If I cut my hand, it heals on its own. Why is it so much harder to heal spinal cord injuries?

Peripheral nerves like the ones in your hand regenerate well. Nerves in the spinal cord and brain do not. This might have to do with the blood-brain barrier, which protects the central nervous system but also makes drug delivery difficult. In addition, spine injuries are often caused by a crushing or twisting motion, so there may be bone fragments floating around and compromised blood flow to the region.

You engineer proteins to help stem cells regenerate neurons. How does that work?

Proteins are made of smaller molecules called amino acids, which combine to form modules. Some modules make a protein act like a spring; others help it bind to cells. I mix modules in new ways to create novel proteins with new functions, and then I mass-produce them.

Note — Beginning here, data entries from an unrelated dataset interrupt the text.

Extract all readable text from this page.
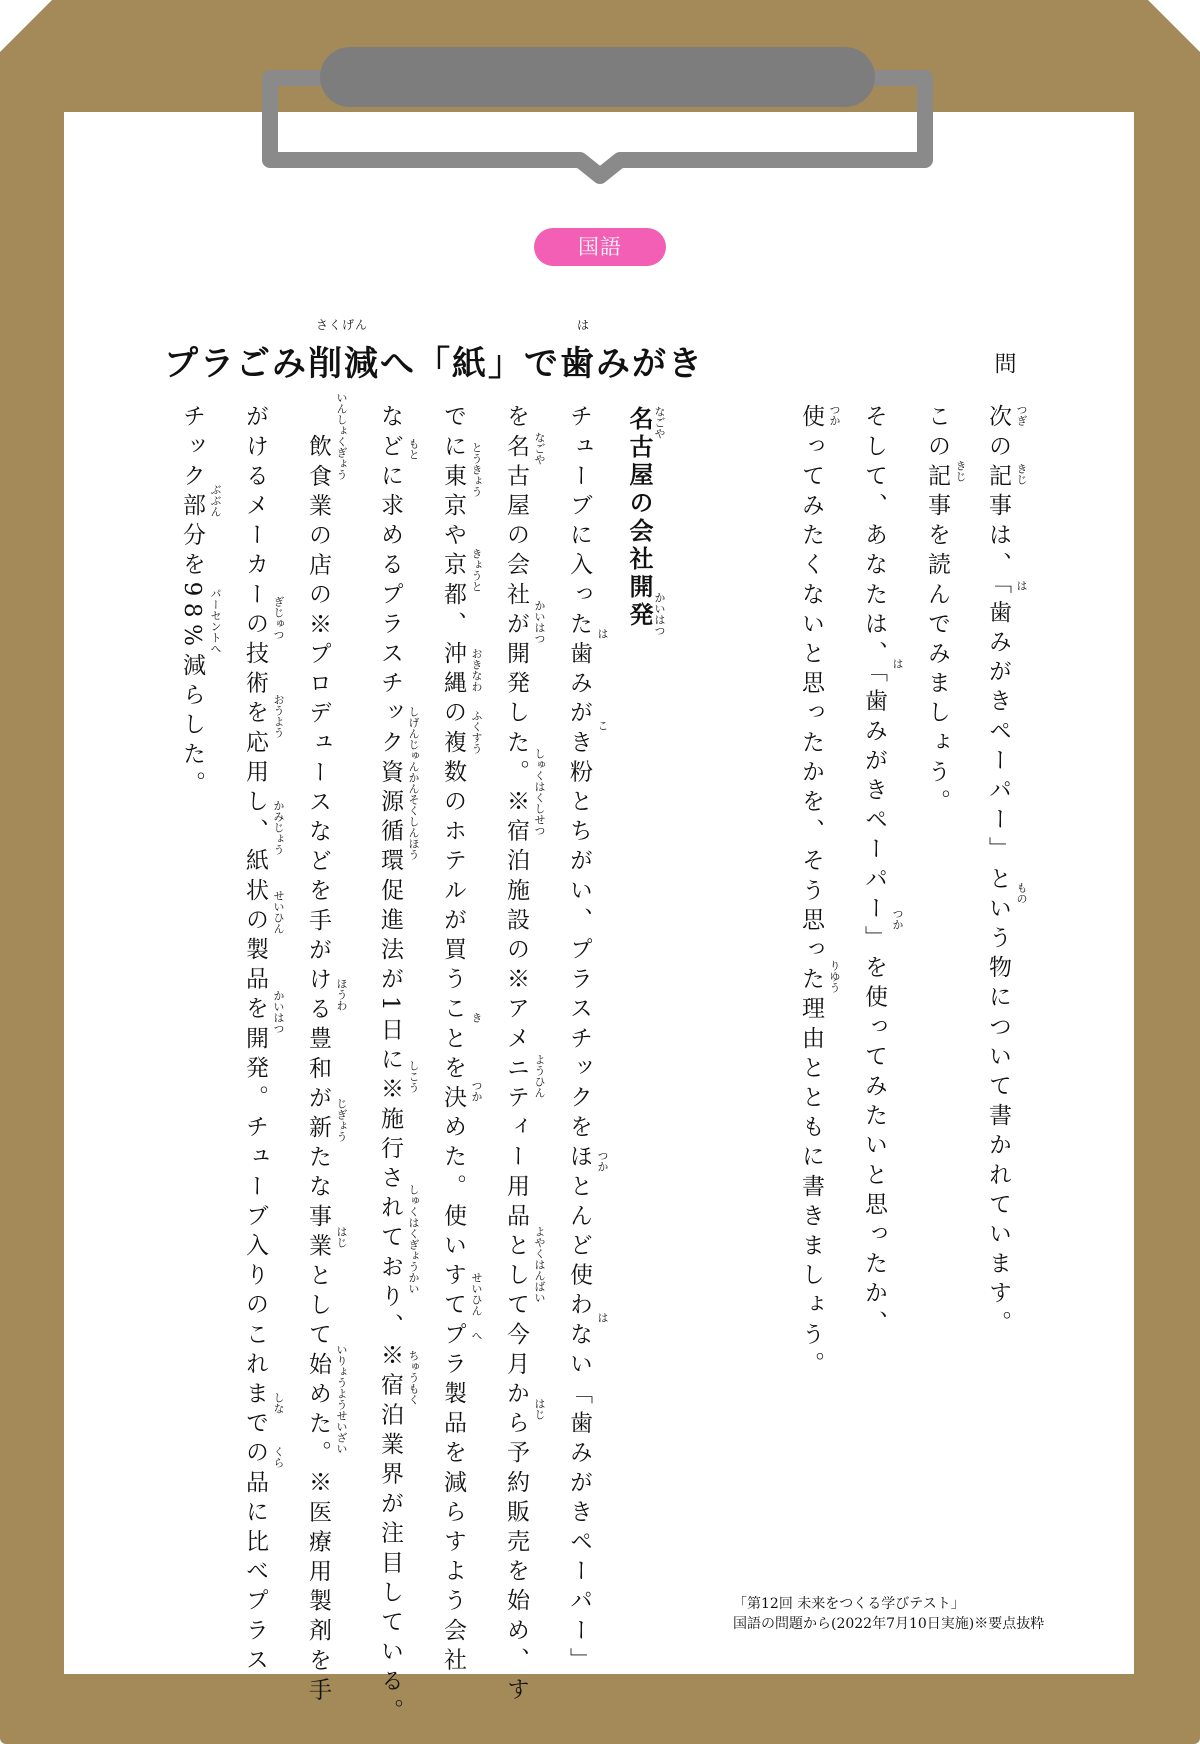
国語
プラごみ削減へ「紙」で歯みがき
さくげん	は
問
次の記事は、「歯みがきペーパー」という物について書かれています。
この記事を読んでみましょう。
そして、あなたは、「歯みがきペーパー」を使ってみたいと思ったか、
使ってみたくないと思ったかを、そう思った理由とともに書きましょう。	つぎ
きじ
は
もの
きじ
は
つか
つか
りゆう
名古屋の会社開発 なごや
かいはつ
チューブに入った歯みがき粉とちがい、プラスチックをほとんど使わない「歯みがきペーパー」
を名古屋の会社が開発した。※宿泊施設の※アメニティー用品として今月から予約販売を始め、す
でに東京や京都、沖縄の複数のホテルが買うことを決めた。使いすてプラ製品を減らすよう会社
などに求めるプラスチック資源循環促進法が1日に※施行されており、※宿泊業界が注目している。
飲食業の店の※プロデュースなどを手がける豊和が新たな事業として始めた。※医療用製剤を手
がけるメーカーの技術を応用し、紙状の製品を開発。チューブ入りのこれまでの品に比べプラス
チック部分を98%減らした。	は
こ
つか
は
なごや
かいはつ
しゅくはくしせつ
ようひん
よやくはんばい
はじ
とうきょう
きょうと
おきなわ
ふくすう
き
つか
せいひん
へ
もと
しげんじゅんかんそくしんほう
しこう
しゅくはくぎょうかい
ちゅうもく
いんしょくぎょう
ほうわ
じぎょう
はじ
いりょうようせいざい
ぎじゅつ
おうよう
かみじょう
せいひん
かいはつ
しな
くら
ぶぶん
パーセントへ
「第12回 未来をつくる学びテスト」
国語の問題から(2022年7月10日実施)※要点抜粋
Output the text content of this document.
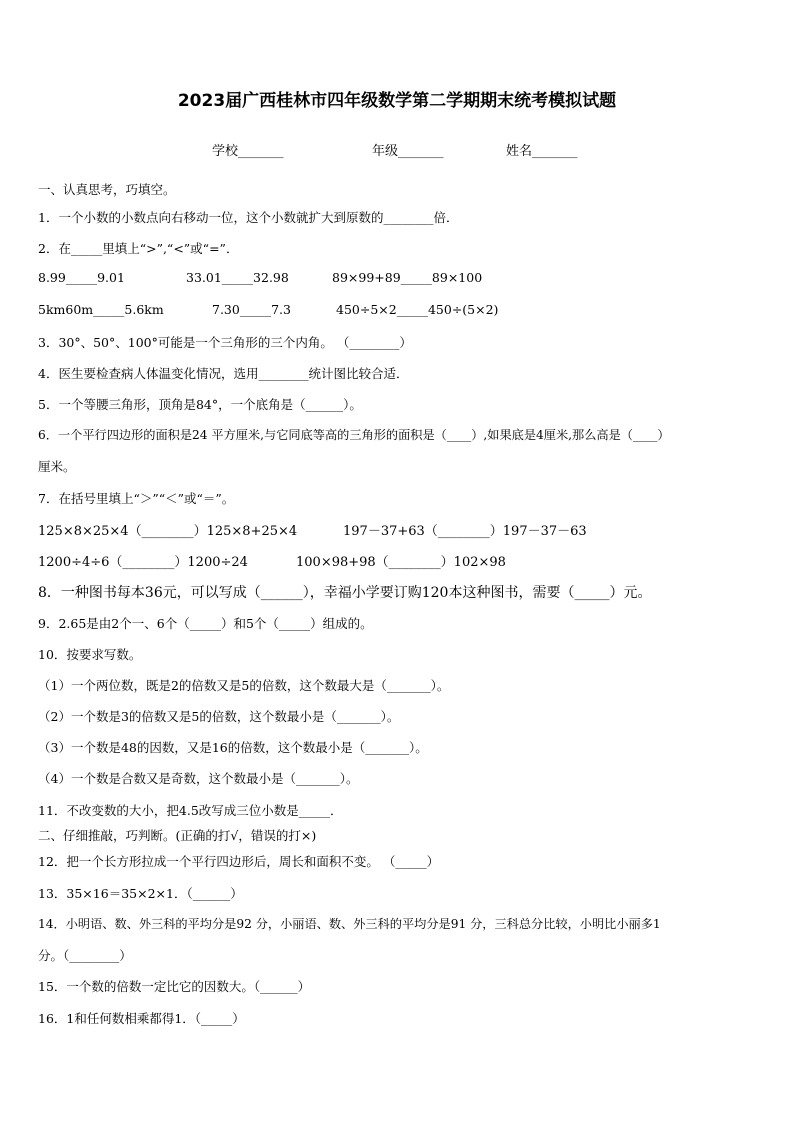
2023届广西桂林市四年级数学第二学期期末统考模拟试题
学校_______	年级_______	姓名_______
一、认真思考，巧填空。
1．一个小数的小数点向右移动一位，这个小数就扩大到原数的________倍．
2．在_____里填上“>”,“<”或“=”．
8.99_____9.01	33.01_____32.98	89×99+89_____89×100
5km60m_____5.6km	7.30_____7.3	450÷5×2_____450÷(5×2)
3．30°、50°、100°可能是一个三角形的三个内角。 （________）
4．医生要检查病人体温变化情况，选用________统计图比较合适．
5．一个等腰三角形，顶角是84°，一个底角是（______）。
6．一个平行四边形的面积是24 平方厘米,与它同底等高的三角形的面积是（____）,如果底是4厘米,那么高是（____）
厘米。
7．在括号里填上“＞”“＜”或“＝”。
125×8×25×4（________）125×8+25×4	197－37+63（________）197－37－63
1200÷4÷6（________）1200÷24	100×98+98（________）102×98
8．一种图书每本36元，可以写成（______），幸福小学要订购120本这种图书，需要（_____）元。
9．2.65是由2个一、6个（_____）和5个（_____）组成的。
10．按要求写数。
（1）一个两位数，既是2的倍数又是5的倍数，这个数最大是（_______）。
（2）一个数是3的倍数又是5的倍数，这个数最小是（_______）。
（3）一个数是48的因数，又是16的倍数，这个数最小是（_______）。
（4）一个数是合数又是奇数，这个数最小是（_______）。
11．不改变数的大小，把4.5改写成三位小数是_____．
二、仔细推敲，巧判断。(正确的打√，错误的打×)
12．把一个长方形拉成一个平行四边形后，周长和面积不变。 （_____）
13．35×16＝35×2×1．（______）
14．小明语、数、外三科的平均分是92 分，小丽语、数、外三科的平均分是91 分，三科总分比较，小明比小丽多1
分。（________）
15．一个数的倍数一定比它的因数大。（______）
16．1和任何数相乘都得1．（_____）
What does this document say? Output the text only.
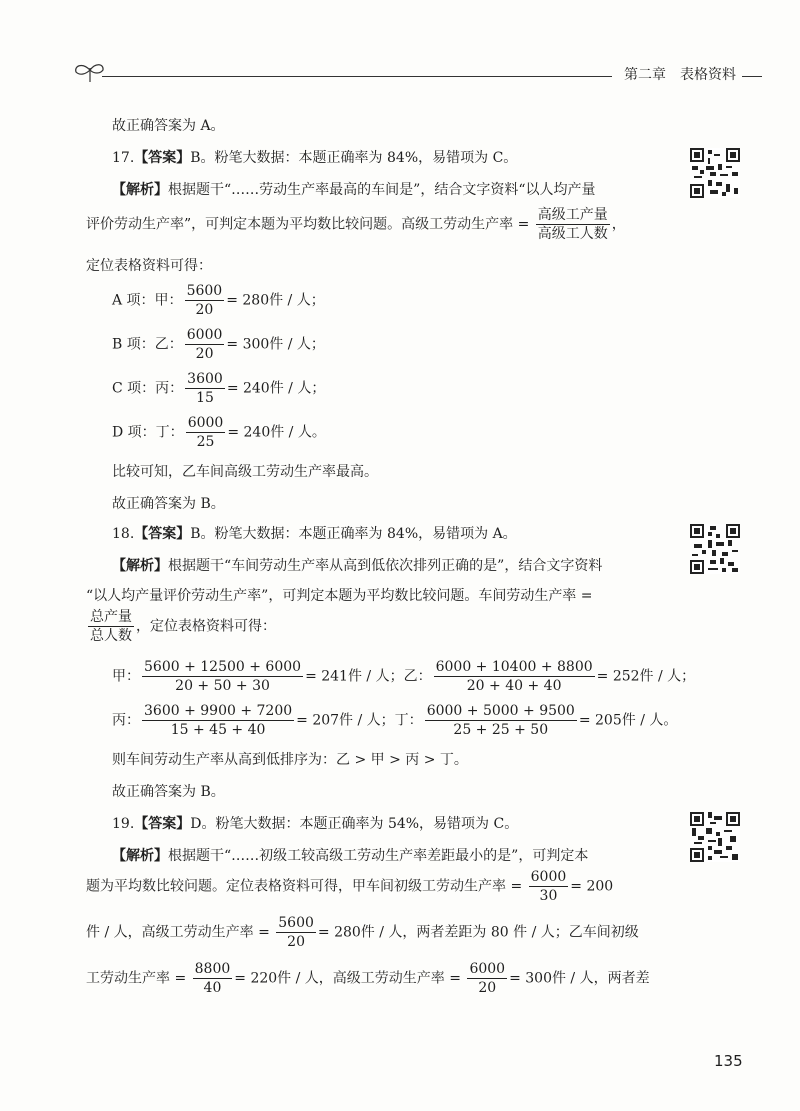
第二章 表格资料
故正确答案为 A。
17.【答案】B。粉笔大数据：本题正确率为 84%，易错项为 C。
【解析】根据题干“……劳动生产率最高的车间是”，结合文字资料“以人均产量
评价劳动生产率”，可判定本题为平均数比较问题。高级工劳动生产率 = $\frac{\text{高级工产量}}{\text{高级工人数}}$ ，
定位表格资料可得：
A 项：甲： $\frac{5600}{20} = 280$件 / 人；
B 项：乙： $\frac{6000}{20} = 300$件 / 人；
C 项：丙： $\frac{3600}{15} = 240$件 / 人；
D 项：丁： $\frac{6000}{25} = 240$件 / 人。
比较可知，乙车间高级工劳动生产率最高。
故正确答案为 B。
18.【答案】B。粉笔大数据：本题正确率为 84%，易错项为 A。
【解析】根据题干“车间劳动生产率从高到低依次排列正确的是”，结合文字资料
“以人均产量评价劳动生产率”，可判定本题为平均数比较问题。车间劳动生产率 =
$\frac{\text{总产量}}{\text{总人数}}$ ，定位表格资料可得：
甲： $\frac{5600 + 12500 + 6000}{20 + 50 + 30} = 241$件 / 人；乙： $\frac{6000 + 10400 + 8800}{20 + 40 + 40} = 252$件 / 人；
丙： $\frac{3600 + 9900 + 7200}{15 + 45 + 40} = 207$件 / 人；丁： $\frac{6000 + 5000 + 9500}{25 + 25 + 50} = 205$件 / 人。
则车间劳动生产率从高到低排序为：乙 > 甲 > 丙 > 丁。
故正确答案为 B。
19.【答案】D。粉笔大数据：本题正确率为 54%，易错项为 C。
【解析】根据题干“……初级工较高级工劳动生产率差距最小的是”，可判定本
题为平均数比较问题。定位表格资料可得，甲车间初级工劳动生产率 = $\frac{6000}{30} = 200$
件 / 人，高级工劳动生产率 = $\frac{5600}{20} = 280$件 / 人，两者差距为 80 件 / 人；乙车间初级
工劳动生产率 = $\frac{8800}{40} = 220$件 / 人，高级工劳动生产率 = $\frac{6000}{20} = 300$件 / 人，两者差
135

The idea of injecting stem cells to heal the spine and brain has been around for a while. What makes your work special?

One of the biggest challenges right now is figuring out how to deliver the cells. Patients and surgeons prefer injecting them through a syringe needle, because this is the least invasive way. However, the injection process often damages many of the cells. By encapsulating the cells in a protective biomaterial gel, my group has found that we can greatly improve the efficiency of transplantation.

What does the future hold for stem cell research?

Preliminary data suggest that several stem cell types, not just neural stem cells, may help heal the brain and spinal cord. Adipose-derived stem cells, from fat tissue, secrete lots of regenerative growth factors when they are transplanted into the brain or the spinal cord. They are easy to isolate from a patient’s own fat tissue, so it’s likely that this cell type will become widely used in future regenerative medicine therapies.